Unless the next mayor of Baltimore wants to preside over the city's continuing decline, he or she has to recognize a basic fact of life: The customer is always right.
In selecting their domiciles, metropolitan area residents have plenty of choices. Baltimore's failure to recognize this -- and aggressively compete for taxpayers -- is one key reason why so many residents have voted with their feet and the city today has 250,000 fewer residents than it had 40 years ago. The drop in employment has been so drastic that 65,000 jobs have been lost just since 1989. At this rate, the city will share the fate of businesses that fail because they don't give a damn about their customers.
Baltimore's next mayor needs to institute a totally new and different culture throughout the municipal bureaucracy. He or she has to make it plain that taxpayers' complaints are not meaningless and that city workers are here to serve residents. Those who cannot accept this fact should find employment elsewhere.
Many Baltimoreans have left rather than accept the high costs of city living. The property tax rate is more than double that of the surrounding counties, and exorbitant automobile insurance rates constitute an additional tax. Schools are inadequate. Crime and grime are problems.
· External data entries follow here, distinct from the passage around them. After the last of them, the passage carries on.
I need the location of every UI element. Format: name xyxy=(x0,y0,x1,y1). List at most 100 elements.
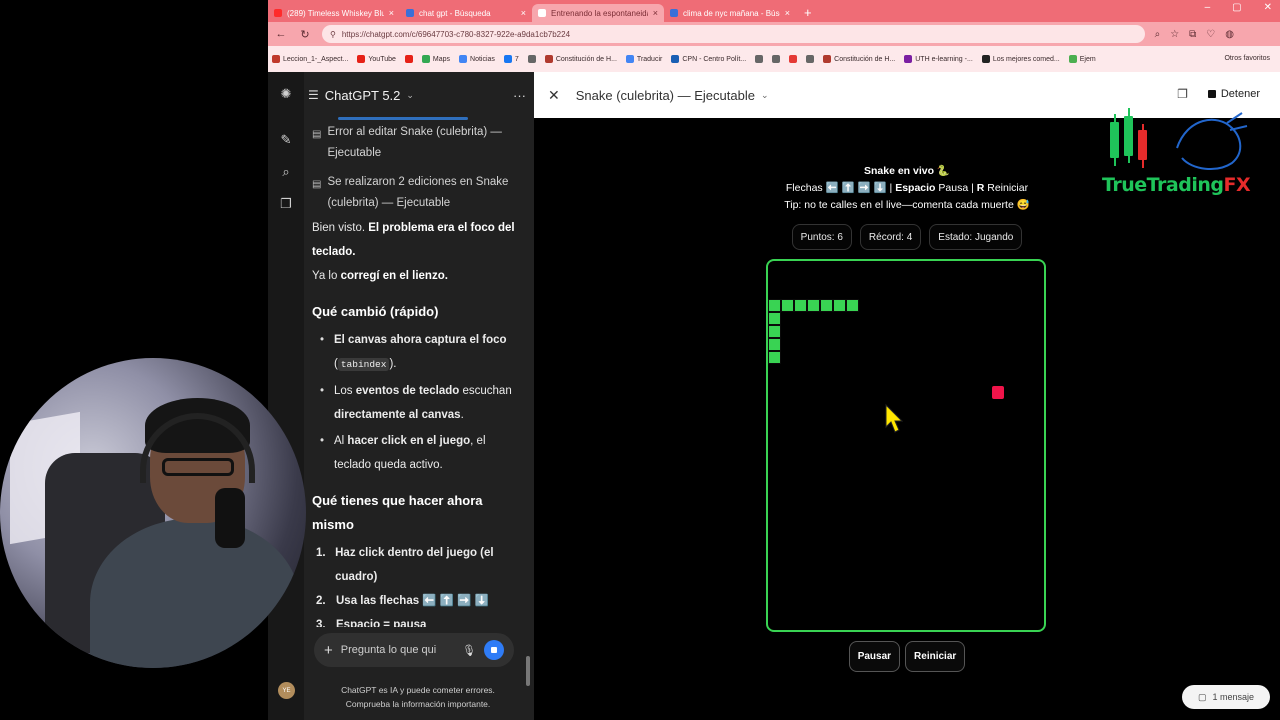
bookmark-icon xyxy=(459,55,468,63)
close-icon[interactable]: × xyxy=(785,8,790,18)
canvas-title[interactable]: Snake (culebrita) — Ejecutable xyxy=(576,88,755,103)
bookmark-icon xyxy=(789,55,798,63)
webcam-overlay xyxy=(0,358,306,668)
bookmark-item[interactable] xyxy=(789,55,798,63)
zoom-icon[interactable]: ⌕ xyxy=(1155,29,1161,40)
chat-panel: ✺ ✎ ⌕ ❐ ☰ ChatGPT 5.2 ⌄ ··· ▤ Error al e… xyxy=(268,72,534,720)
bookmark-icon xyxy=(404,55,413,63)
close-icon[interactable]: × xyxy=(389,8,394,18)
restart-button[interactable]: Reiniciar xyxy=(905,641,966,672)
more-options-icon[interactable]: ··· xyxy=(513,88,526,103)
bookmark-icon xyxy=(503,55,512,63)
game-board[interactable] xyxy=(766,259,1046,632)
bookmark-icon xyxy=(527,55,536,63)
site-info-icon[interactable]: ⚲ xyxy=(330,30,336,39)
canvas-actions: ❐ Detener xyxy=(1177,84,1270,104)
new-chat-icon[interactable]: ✎ xyxy=(278,132,294,148)
tab-label: clima de nyc mañana - Búsqueda xyxy=(683,8,780,18)
scrollbar[interactable] xyxy=(526,656,530,686)
step-text: Haz click dentro del juego (el cuadro) xyxy=(335,547,494,583)
copy-icon[interactable]: ❐ xyxy=(1177,87,1188,101)
bookmark-item[interactable]: 7 xyxy=(503,55,519,63)
message-badge[interactable]: ▢ 1 mensaje xyxy=(1182,685,1270,709)
reload-icon[interactable]: ↻ xyxy=(298,28,312,41)
tab-youtube[interactable]: (289) Timeless Whiskey Blues × xyxy=(268,4,400,22)
steps-list: 1. Haz click dentro del juego (el cuadro)… xyxy=(312,541,524,627)
chevron-down-icon[interactable]: ⌄ xyxy=(406,90,414,101)
step-number: 2. xyxy=(316,595,326,607)
food-item xyxy=(992,386,1004,399)
scroll-indicator xyxy=(338,117,468,120)
tab-search-weather[interactable]: clima de nyc mañana - Búsqueda × xyxy=(664,4,796,22)
back-icon[interactable]: ← xyxy=(274,28,288,40)
bookmark-item[interactable]: Constitución de H... xyxy=(823,55,895,63)
model-selector[interactable]: ChatGPT 5.2 xyxy=(325,88,401,103)
bookmark-item[interactable] xyxy=(755,55,764,63)
bookmark-item[interactable]: UTH e-learning -... xyxy=(904,55,973,63)
star-icon[interactable]: ☆ xyxy=(1170,29,1179,40)
stop-generating-button[interactable] xyxy=(484,640,504,660)
extensions-icon[interactable]: ⧉ xyxy=(1189,29,1196,40)
library-icon[interactable]: ❐ xyxy=(278,196,294,212)
section-heading: Qué tienes que hacer ahora mismo xyxy=(312,493,483,532)
tab-search-chatgpt[interactable]: chat gpt - Búsqueda × xyxy=(400,4,532,22)
bookmark-item[interactable]: Ejem xyxy=(1068,55,1096,63)
composer: + 🎙 xyxy=(314,633,514,667)
bookmark-item[interactable]: CPN - Centro Polít... xyxy=(671,55,746,63)
list-item: 3. Espacio = pausa xyxy=(316,613,524,627)
prompt-input[interactable] xyxy=(340,644,455,656)
snake-segment xyxy=(768,338,781,351)
bookmark-item[interactable] xyxy=(404,55,413,63)
bookmark-item[interactable]: Constitución de H... xyxy=(544,55,617,63)
add-attachment-icon[interactable]: + xyxy=(324,642,333,659)
close-window-icon[interactable]: ✕ xyxy=(1264,2,1272,13)
bookmark-item[interactable]: Maps xyxy=(421,55,450,63)
snake-segment xyxy=(768,351,781,364)
list-item: 1. Haz click dentro del juego (el cuadro) xyxy=(316,541,524,589)
snake-segment xyxy=(781,299,794,312)
bookmark-item[interactable] xyxy=(527,55,536,63)
minimize-icon[interactable]: – xyxy=(1205,2,1211,13)
bookmark-item[interactable]: YouTube xyxy=(357,55,396,63)
disclaimer: ChatGPT es IA y puede cometer errores. C… xyxy=(308,683,528,711)
chatgpt-icon xyxy=(538,9,546,17)
tab-label: (289) Timeless Whiskey Blues xyxy=(287,8,384,18)
bookmark-item[interactable] xyxy=(772,55,781,63)
chevron-down-icon[interactable]: ⌄ xyxy=(761,90,769,101)
bookmark-icon xyxy=(671,55,680,63)
openai-logo-icon[interactable]: ✺ xyxy=(278,86,294,102)
bookmark-icon xyxy=(904,55,913,63)
bookmark-item[interactable]: Traducir xyxy=(625,55,662,63)
pause-button[interactable]: Pausar xyxy=(848,641,901,672)
bookmark-icon xyxy=(981,55,990,63)
bookmark-item[interactable] xyxy=(806,55,815,63)
address-bar: ← ↻ ⚲ https://chatgpt.com/c/69647703-c78… xyxy=(268,22,1280,46)
close-icon[interactable]: ✕ xyxy=(548,87,560,104)
close-icon[interactable]: × xyxy=(653,8,658,18)
message-badge-label: 1 mensaje xyxy=(1212,692,1255,702)
item-text: Al xyxy=(334,435,348,447)
bookmark-label: Ejem xyxy=(1079,55,1096,63)
stats-row: Puntos: 6 Récord: 4 Estado: Jugando xyxy=(534,224,1280,250)
screen: (289) Timeless Whiskey Blues × chat gpt … xyxy=(0,0,1280,720)
stop-button[interactable]: Detener xyxy=(1198,84,1270,104)
microphone-icon[interactable]: 🎙 xyxy=(462,644,476,657)
profile-icon[interactable]: ◍ xyxy=(1225,29,1234,40)
bookmark-item[interactable]: Noticias xyxy=(459,55,495,63)
chat-messages: ▤ Error al editar Snake (culebrita) — Ej… xyxy=(312,122,524,627)
search-icon[interactable]: ⌕ xyxy=(278,164,294,180)
state-pill: Estado: Jugando xyxy=(929,224,1023,250)
other-bookmarks[interactable]: Otros favoritos xyxy=(1224,55,1270,62)
snake-segment xyxy=(768,325,781,338)
new-tab-button[interactable]: + xyxy=(796,5,820,20)
favorites-icon[interactable]: ♡ xyxy=(1206,29,1215,40)
bookmark-item[interactable]: Los mejores comed... xyxy=(981,55,1060,63)
url-field[interactable]: ⚲ https://chatgpt.com/c/69647703-c780-83… xyxy=(322,25,1145,43)
close-icon[interactable]: × xyxy=(521,8,526,18)
bookmark-item[interactable]: Leccion_1-_Aspect... xyxy=(272,55,348,63)
sidebar-toggle-icon[interactable]: ☰ xyxy=(308,88,319,102)
stop-label: Detener xyxy=(1220,88,1260,100)
maximize-icon[interactable]: ▢ xyxy=(1232,2,1241,13)
avatar[interactable]: YE xyxy=(278,682,295,699)
tab-chatgpt-active[interactable]: Entrenando la espontaneidad × xyxy=(532,4,664,22)
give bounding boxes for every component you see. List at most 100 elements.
Yet those major problems often are not the reasons why families decide to move out of Baltimore. They leave because they are confronted with an irritant -- having their car stolen or having to tolerate a neighbor honking a horn or playing loud music at all hours -- and their complaints to the authorities do not produce an urgent and satisfactory response. Official callousness leads even committed long-time residents to the realization that their tax dollars do not produce any value at all. That compels them to move.
Baltimore's next mayor must change this insensitivity and begin competing for customers with the more successful suburban counties.
For residents, this new attitude should mean prompt and courteous service. Chronic litterers of neighborhoods and sources of nuisances must be dealt with, firmly and with results.
For institutions and companies, this new attitude must mean a realization on City Hall's part that a solid business climate creates more businesses and is good for Baltimore. The role of government should be to help businesses, not impede them. Antiquated permit rules and requirements should be simplified, the attendant red tape eliminated. Getting approvals should not be a challenge but a routine matter at a one-stop shop.
Whether dealing with individuals or institutions, the next mayor must recognize that prompt communication is a key to success. Thriving businesses know this. That this must even be pointed out shows the depth of Baltimore's problem.